There are a few ways to see the lava, depending on current conditions of the flow that began way back in 1983. And a trip to the Hawaii Volcanoes Observatory and Halemaumau Crater will take you through vast fields of young lava, a desert of forbidding new rock.
The first thing to know about viewing the lava is that conditions are changing constantly. You really have to contact the National Volcanoes Observatory to find out what’s the status with the Crater Rim Drive, the Chain of Craters Road and the nearby hiking trails. Right now, parts of some roads are closed and others are open to foot traffic only. Their observatory’s website is updated daily with changes in conditions, road and hiking restrictions, and sulfur dioxide levels. There are lava lakes at the Pu’u O’o Crater and at the Halemaumau Crater.
It’s important to know that viewing the Kilauea lava flow takes planning. It’s not as though you can drive right up, take out your camera and film slowly creeping lava.
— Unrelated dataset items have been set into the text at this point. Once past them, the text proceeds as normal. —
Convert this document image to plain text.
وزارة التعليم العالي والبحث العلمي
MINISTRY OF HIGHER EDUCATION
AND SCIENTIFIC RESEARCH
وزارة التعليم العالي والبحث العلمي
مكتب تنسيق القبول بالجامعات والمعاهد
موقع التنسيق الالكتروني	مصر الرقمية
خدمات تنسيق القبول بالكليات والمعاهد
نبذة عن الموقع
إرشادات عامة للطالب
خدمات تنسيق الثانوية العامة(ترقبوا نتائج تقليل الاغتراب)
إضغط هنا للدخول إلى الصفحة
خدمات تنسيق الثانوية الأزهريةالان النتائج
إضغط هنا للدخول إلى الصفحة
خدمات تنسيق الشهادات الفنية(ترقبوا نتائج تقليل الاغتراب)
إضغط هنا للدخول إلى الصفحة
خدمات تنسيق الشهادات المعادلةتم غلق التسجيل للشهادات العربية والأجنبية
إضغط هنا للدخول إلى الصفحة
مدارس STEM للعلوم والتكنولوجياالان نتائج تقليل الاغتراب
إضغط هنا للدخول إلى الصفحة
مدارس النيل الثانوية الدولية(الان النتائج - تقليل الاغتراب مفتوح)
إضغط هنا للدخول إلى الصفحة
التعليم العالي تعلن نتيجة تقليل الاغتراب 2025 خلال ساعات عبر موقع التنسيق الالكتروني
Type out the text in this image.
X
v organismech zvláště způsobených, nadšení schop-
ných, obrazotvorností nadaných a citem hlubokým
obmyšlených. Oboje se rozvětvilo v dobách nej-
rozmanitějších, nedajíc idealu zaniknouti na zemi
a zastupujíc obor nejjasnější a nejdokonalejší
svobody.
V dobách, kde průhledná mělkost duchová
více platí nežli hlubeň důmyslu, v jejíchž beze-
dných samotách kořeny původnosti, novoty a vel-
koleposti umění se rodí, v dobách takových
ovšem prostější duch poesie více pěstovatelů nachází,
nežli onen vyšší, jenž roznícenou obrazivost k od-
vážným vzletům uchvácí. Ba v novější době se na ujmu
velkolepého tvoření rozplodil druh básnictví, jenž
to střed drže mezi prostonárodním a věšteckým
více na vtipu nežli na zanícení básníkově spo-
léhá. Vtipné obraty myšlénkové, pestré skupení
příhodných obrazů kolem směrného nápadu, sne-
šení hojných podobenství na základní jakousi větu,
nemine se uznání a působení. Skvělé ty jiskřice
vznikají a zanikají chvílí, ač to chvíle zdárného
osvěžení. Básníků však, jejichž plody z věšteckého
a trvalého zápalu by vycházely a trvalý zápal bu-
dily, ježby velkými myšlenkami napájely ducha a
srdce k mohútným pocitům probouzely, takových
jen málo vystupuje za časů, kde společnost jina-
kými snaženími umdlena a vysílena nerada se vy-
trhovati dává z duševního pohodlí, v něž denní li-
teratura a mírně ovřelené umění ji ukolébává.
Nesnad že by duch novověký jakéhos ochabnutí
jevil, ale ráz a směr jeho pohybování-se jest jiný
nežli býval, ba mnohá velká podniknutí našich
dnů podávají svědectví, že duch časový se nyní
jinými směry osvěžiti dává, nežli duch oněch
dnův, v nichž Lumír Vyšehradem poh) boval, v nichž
To plan your trip to see the lava on the Big Island, there are a few agencies to check with first for current conditions. The US Geological Survey Hawaiian Volcano Observatory website is the best place to start, but you’ll want to check with the Kilauea Visitors Center when making the trip to Volcanoes National Park. They’re open daily from 9am – 5pm, and there are park rangers on hand to answer questions and let know anything you need to view the lava.